Convergence of Decentralized Actor-Critic Algorithm in General-sum Markov Games
This work addresses a gap in multi-agent reinforcement learning by providing convergence guarantees for decentralized algorithms in more realistic general-sum settings, which is incremental but important for applications like robotics or economics.
The paper tackles the problem of establishing convergence properties for decentralized learning algorithms in general-sum Markov games, which previously were only known for special cases like zero-sum or potential games, and demonstrates that under certain conditions, the algorithm converges to a set of strategies characterized by a Markov Near-Potential Function.

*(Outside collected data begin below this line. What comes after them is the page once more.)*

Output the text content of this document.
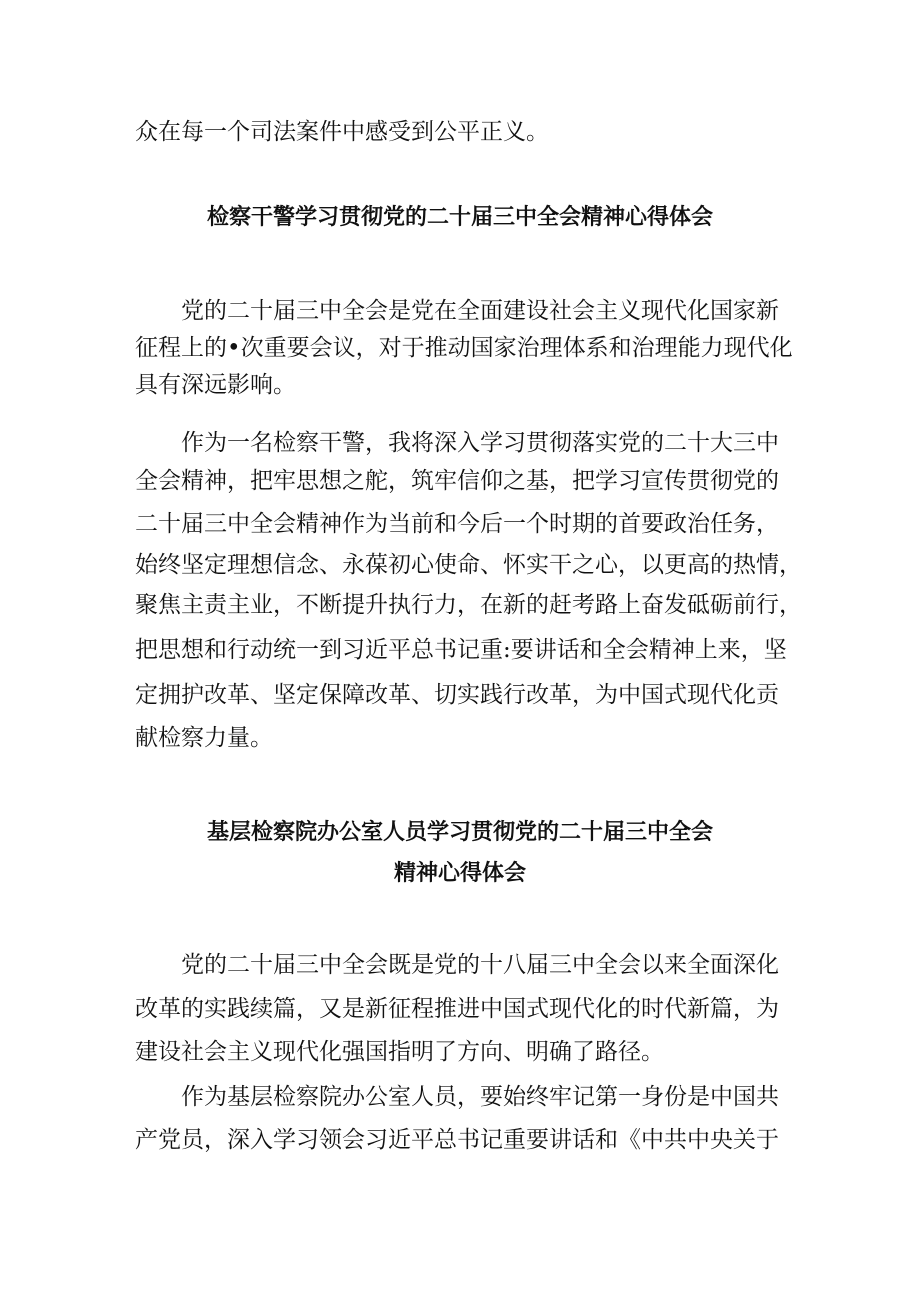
众在每一个司法案件中感受到公平正义。
检察干警学习贯彻党的二十届三中全会精神心得体会
党的二十届三中全会是党在全面建设社会主义现代化国家新
征程上的•次重要会议，对于推动国家治理体系和治理能力现代化
具有深远影响。
作为一名检察干警，我将深入学习贯彻落实党的二十大三中
全会精神，把牢思想之舵，筑牢信仰之基，把学习宣传贯彻党的
二十届三中全会精神作为当前和今后一个时期的首要政治任务，
始终坚定理想信念、永葆初心使命、怀实干之心，以更高的热情，
聚焦主责主业，不断提升执行力，在新的赶考路上奋发砥砺前行，
把思想和行动统一到习近平总书记重:要讲话和全会精神上来，坚
定拥护改革、坚定保障改革、切实践行改革，为中国式现代化贡
献检察力量。
基层检察院办公室人员学习贯彻党的二十届三中全会
精神心得体会
党的二十届三中全会既是党的十八届三中全会以来全面深化
改革的实践续篇，又是新征程推进中国式现代化的时代新篇，为
建设社会主义现代化强国指明了方向、明确了路径。
作为基层检察院办公室人员，要始终牢记第一身份是中国共
产党员，深入学习领会习近平总书记重要讲话和《中共中央关于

Markov games provide a powerful framework for modeling strategic multi-agent interactions in dynamic environments. Traditionally, convergence properties of decentralized learning algorithms in these settings have been established only for special cases, such as Markov zero-sum and potential games, which do not fully capture real-world interactions. In this paper, we address this gap by studying the asymptotic properties of learning algorithms in general-sum Markov games. In particular, we focus on a decentralized algorithm where each agent adopts an actor-critic learning dynamic with asynchronous step sizes. This decentralized approach enables agents to operate independently, without requiring knowledge of others' strategies or payoffs. We introduce the concept of a Markov Near-Potential Function (MNPF) and demonstrate that it serves as an approximate Lyapunov function for the policy updates in the decentralized learning dynamics, which allows us to characterize the convergent set of strategies. We further strengthen our result under specific regularity conditions and with finite Nash equilibria.